The Margs contest was a bit of a time traveling dichotomy. The earliest heats were held in the 1980s with a bolshie wind blow Margaret River. It was painful to watch and we all shook our collective heads and thought ‘Not three in a row, please!’
And then there was the Box. The devil’s evil little brother, just across the channel, came to the WSL’s rescue. Suddenly we had a modern contest of high performance, high risk and higher rewards. Why the event isn’t held at the Box more often I don’t know but it flipping should be!
The Box fired and separated the men from the boys as quickly as it separates the humerus from shoulder. The first day saw hammering after hammering. We all know Chopes is challenging, but seeing each of these gifted individuals unceremoniously bucked proved a fresh benchmark for us mortals. Each time someone was sent cart-wheeling across the Indian Ocean I respected and pitied them in equal measures.
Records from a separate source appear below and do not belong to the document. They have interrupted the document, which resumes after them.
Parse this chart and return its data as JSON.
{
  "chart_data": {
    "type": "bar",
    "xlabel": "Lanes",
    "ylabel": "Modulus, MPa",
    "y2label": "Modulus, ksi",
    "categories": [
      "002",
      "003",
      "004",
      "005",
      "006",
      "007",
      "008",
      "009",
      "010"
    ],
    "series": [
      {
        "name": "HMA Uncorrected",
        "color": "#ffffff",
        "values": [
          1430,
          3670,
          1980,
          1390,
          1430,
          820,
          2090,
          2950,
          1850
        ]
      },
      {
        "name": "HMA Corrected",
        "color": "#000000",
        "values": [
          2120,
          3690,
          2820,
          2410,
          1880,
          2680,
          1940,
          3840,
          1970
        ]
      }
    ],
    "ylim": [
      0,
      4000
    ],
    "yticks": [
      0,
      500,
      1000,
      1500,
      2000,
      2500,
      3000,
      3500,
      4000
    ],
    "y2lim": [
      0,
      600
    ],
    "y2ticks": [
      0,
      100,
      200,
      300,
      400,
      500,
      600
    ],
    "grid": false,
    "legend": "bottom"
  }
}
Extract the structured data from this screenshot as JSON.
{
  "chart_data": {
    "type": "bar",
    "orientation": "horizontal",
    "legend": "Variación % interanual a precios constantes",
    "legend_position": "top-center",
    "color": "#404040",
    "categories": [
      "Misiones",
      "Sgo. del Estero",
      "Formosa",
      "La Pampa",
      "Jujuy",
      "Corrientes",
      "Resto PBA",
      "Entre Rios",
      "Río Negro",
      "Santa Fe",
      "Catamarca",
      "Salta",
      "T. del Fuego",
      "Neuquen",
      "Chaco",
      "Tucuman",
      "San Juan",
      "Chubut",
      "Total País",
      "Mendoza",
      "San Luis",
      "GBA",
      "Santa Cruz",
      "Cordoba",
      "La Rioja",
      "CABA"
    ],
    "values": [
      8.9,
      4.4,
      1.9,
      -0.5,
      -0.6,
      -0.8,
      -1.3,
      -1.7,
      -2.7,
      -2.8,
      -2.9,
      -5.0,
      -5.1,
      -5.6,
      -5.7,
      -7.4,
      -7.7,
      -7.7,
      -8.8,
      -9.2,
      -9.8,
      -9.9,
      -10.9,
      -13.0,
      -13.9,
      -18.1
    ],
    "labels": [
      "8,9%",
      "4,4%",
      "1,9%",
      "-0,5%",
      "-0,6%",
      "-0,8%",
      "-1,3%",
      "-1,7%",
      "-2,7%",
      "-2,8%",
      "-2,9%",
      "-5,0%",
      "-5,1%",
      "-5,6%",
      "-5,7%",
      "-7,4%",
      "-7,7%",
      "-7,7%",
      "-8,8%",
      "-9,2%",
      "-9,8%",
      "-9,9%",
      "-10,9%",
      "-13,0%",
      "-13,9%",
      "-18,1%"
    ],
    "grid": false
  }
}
Kerzy was on fire in the early rounds, taking on all and everything. While Jordy’s fin slashed heel stopped what was looking like a promising charge. The Brazilians saw a repeat of Bells with early departure of Gabs, who now drops out of the top ten, and Filipe, whose Queensland win keeps him at a precarious third. Slater finally showed signs of the greatness that puts him on covers with a magnificent 10, but he looked as if he barely had control over the bowling monster.
Moving back to the main break after the women showed the guys what could be done with a building swell, the WSL finally had something to be proud of. Carissa Moore fin drifted passed Gilmore and then took down Tyler Wright to snatch the event win.
Would the swell be enough to expunge the cheap feeling of the previous events? Yes sir it was. Gab’s title certain seems to have lit a fire under Adriano, but whether he can maintain this level of rampage remains to be seen. De Souza first squeaked passed Taj Burrows on home turf, while a flowing Florence did the same to an oddly stiff Nat Young.
In the first minutes of the final Adriano took it to Florence on a massive double overhead, finishing with a mighty airdrop floater (8.93) but the Hawaiian answered back on the very next wave with the most ambitious close-out floater never landed (7.00). After a series of swooping carves on a smaller wave he fell on the end section on his next wave too. De Souza countered with another 8.90, but ultimately John’s magnificent nine wasn’t enough to prevent Adriano from lifting the trophy and launching himself into the stratosphere on the points table.
So Adriano takes the top spot 8000 points ahead of second place Fanning and over twice the points of 8th place John John!
Who knows where this year is going as we head to Brazil and Adriano, Gabs and Filipe are on home turf. Although one things for certain – it’ll be one hell of a party.